Shared bikes in Prague to be free of charge for 15 minutes, 4 times a day

Shared bikes in Prague to be free of charge for 15 minutes, 4 times a day

To use this service, one must have a valid electronic subscription ticket for public transport

On 11 October, the City of Prague reported that it has come one step closer to achieving its goal of offering citizens the most attractive combination of different types of transport. The Czech capital has reportedly achieved this by working alongside bike-sharing companies to connect their services with the Prague Integrated Transport system.

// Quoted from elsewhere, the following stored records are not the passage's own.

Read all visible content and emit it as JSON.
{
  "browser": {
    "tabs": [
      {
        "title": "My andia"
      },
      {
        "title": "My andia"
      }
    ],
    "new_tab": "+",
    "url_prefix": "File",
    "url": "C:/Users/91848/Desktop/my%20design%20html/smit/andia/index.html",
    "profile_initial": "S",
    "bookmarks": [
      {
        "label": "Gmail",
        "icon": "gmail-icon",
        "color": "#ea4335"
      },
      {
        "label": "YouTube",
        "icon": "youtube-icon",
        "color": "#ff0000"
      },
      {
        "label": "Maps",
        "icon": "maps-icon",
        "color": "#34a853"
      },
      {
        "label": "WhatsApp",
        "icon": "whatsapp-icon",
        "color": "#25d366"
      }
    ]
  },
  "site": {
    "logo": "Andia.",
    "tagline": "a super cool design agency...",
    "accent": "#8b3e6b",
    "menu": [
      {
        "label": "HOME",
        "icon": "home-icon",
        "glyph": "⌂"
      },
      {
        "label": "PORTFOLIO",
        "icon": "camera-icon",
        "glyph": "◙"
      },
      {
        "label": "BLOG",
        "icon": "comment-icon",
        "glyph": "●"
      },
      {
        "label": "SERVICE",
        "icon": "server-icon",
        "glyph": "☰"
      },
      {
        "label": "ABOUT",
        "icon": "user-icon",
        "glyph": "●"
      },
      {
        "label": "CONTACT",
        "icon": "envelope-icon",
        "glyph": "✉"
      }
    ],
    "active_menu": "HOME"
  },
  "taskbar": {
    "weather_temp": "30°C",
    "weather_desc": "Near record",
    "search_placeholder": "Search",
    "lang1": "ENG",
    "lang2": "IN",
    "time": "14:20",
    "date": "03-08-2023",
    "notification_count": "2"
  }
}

As a result of this collaboration, the city is now launching a pilot project whereby residents will have the opportunity to use a shared bike (by Rekola and Nextbike) for free for 15 minutes and up to 4 times a day. Residents must, however, be owners of valid electronic subscription tickets in order to use the service.

To rent a bike, one must first download the mobile application of the shared bike service provider. Then, they must link it to their regional transport system (Lítačka) account. Once this is done successfully, the bike-sharing system will allow the individual to use the service free of charge for 15 minutes. This can be done up to 4 times a day.

Comfortable and easy movement

The Deputy Mayor and Councillor for Transport Adam Scheinherr explained that the project essentially seeks to facilitate movement in the capital and connect the various modes of transport. According to him, public transport and shared bicycles must complement one another to help make travel more efficient.

Similarly, the Director of Prague Integrated Transport Petr Tomčík commented: "By combining these two sustainable modes of transport in Prague, we want to motivate people to use public transport even more and offer them an even more comfortable and faster way of travel.”

Both Rekola and Nextbike also expressed their delight with the new project, noting that bike-sharing should not be viewed as a competitor to public transport. Tomáš Karpov from Nextbike went further, stressing that smart cities use bike-sharing to make transport more efficient.

This project will last until the end of the fall season. After this, the City of Prague will assess the data gathered from the trial to decide if it should extend the service.